New species signs for Awapikopiko
Posted By QEII | August 22, 2019
Just 13 km east of Woodville, Awapikopiko Reserve, a 28-hectare tawa-podocarp forest, it was gifted to QEII National Trust in 1995 by David Druce. The Awapikopiko Reserve walking track that passes through the forest and is rich in native flora, with more than 130 recorded species.
The reserve has been lucky to have local Kumeroa School involved in several argi-curriculum projects focused on Awapikopiko Reserve.
A recent project involved designing and installing signs along the track about the various flora and fauna that can be found in the reserve. This provided the students with an opportunity to learn about some of their favourite species and do some research to create new signs for the tracks.

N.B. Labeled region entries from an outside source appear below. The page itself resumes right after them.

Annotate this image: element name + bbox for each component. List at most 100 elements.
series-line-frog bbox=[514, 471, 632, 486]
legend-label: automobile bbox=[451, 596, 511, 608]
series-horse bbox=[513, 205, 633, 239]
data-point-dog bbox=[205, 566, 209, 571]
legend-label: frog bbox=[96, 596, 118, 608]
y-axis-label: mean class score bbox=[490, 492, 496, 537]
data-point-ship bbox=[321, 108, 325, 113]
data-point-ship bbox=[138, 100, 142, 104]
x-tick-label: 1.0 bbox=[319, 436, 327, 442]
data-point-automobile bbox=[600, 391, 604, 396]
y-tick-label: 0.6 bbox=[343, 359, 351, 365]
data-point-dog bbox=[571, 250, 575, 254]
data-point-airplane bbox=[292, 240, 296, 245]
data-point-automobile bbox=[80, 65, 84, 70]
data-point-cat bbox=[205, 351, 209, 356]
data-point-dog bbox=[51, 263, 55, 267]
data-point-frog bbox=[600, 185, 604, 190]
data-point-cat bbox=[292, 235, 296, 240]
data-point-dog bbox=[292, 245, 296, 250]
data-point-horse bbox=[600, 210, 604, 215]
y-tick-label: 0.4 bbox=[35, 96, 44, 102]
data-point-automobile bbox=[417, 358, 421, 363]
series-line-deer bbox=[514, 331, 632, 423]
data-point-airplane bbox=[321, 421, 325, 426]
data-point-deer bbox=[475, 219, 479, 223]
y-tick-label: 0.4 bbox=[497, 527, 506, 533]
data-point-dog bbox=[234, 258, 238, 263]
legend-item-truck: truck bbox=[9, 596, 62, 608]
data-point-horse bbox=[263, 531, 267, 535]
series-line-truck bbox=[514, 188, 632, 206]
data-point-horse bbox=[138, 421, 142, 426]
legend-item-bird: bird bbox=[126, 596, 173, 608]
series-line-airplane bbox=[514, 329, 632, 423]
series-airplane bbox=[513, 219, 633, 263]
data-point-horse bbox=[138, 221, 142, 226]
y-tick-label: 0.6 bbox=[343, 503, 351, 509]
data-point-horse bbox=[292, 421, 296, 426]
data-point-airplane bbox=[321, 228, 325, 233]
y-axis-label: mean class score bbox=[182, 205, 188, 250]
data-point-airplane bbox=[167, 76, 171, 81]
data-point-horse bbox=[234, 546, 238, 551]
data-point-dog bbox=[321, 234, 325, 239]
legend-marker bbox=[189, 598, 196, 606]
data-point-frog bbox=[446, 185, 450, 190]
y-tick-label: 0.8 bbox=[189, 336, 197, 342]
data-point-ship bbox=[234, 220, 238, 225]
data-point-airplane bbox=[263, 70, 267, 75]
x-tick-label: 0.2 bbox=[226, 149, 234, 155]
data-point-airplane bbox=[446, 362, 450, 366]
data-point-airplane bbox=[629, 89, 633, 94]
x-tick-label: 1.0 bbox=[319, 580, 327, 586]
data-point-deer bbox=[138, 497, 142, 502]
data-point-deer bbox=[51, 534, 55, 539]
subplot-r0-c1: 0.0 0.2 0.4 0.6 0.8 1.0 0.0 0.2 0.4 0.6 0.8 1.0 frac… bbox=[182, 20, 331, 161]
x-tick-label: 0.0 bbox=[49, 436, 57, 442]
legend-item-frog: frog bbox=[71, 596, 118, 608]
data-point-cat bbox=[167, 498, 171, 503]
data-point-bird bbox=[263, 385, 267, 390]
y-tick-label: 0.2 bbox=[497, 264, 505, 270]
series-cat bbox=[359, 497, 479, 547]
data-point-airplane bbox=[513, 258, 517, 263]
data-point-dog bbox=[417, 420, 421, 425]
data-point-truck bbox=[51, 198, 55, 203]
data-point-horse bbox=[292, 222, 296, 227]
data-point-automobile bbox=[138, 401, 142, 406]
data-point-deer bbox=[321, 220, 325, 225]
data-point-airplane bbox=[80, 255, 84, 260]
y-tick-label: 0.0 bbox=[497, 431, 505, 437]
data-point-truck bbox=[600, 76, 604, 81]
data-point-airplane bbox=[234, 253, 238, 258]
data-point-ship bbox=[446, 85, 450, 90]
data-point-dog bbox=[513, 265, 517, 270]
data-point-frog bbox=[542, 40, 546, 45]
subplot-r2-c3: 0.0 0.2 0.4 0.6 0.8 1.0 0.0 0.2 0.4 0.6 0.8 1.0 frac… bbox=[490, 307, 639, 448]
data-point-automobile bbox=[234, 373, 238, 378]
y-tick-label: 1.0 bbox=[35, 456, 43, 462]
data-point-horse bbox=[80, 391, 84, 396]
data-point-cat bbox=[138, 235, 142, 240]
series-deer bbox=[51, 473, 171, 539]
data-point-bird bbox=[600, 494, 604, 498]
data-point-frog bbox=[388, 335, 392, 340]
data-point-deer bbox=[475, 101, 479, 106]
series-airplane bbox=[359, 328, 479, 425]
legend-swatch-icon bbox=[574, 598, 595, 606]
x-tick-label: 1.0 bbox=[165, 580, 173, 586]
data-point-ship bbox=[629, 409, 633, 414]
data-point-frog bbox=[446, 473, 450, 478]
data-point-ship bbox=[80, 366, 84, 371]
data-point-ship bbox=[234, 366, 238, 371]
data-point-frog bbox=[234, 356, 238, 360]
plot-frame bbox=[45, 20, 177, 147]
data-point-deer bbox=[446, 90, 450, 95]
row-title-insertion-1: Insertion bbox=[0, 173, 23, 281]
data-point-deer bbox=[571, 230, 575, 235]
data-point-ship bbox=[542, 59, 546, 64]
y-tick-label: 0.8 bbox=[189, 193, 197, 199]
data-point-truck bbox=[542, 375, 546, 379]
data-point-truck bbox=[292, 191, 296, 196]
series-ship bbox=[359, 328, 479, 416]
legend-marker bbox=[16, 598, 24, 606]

The pupils have been working on the signs since April and were involved in every step of the way, from researching the species and writing the text on the signs, and even picking the photos that were shown alongside. With some help from QEII Regional Representative, Bill Wallace and support from the QEII head office team, the signs were created into the glossy informative signs.
The signs were installed along the tracks in two batches. The first one included the Kumeroa construction group that helped put in the supporting posts for the signs. The second was with the Awapikopiko group who screwed the signs on the posts, along with some members from the QEII Wellington office heading up to help. It was a great day with the kids who enjoyed seeing their creations come to life.
Awakpikopiko Reserve is one of many QEII covenants with public access. To get there, 13km east of Woodville, turn off SH2 and travel to Kumeroa. Follow Kumeroa Road to Druce road, where the reserve is signposted.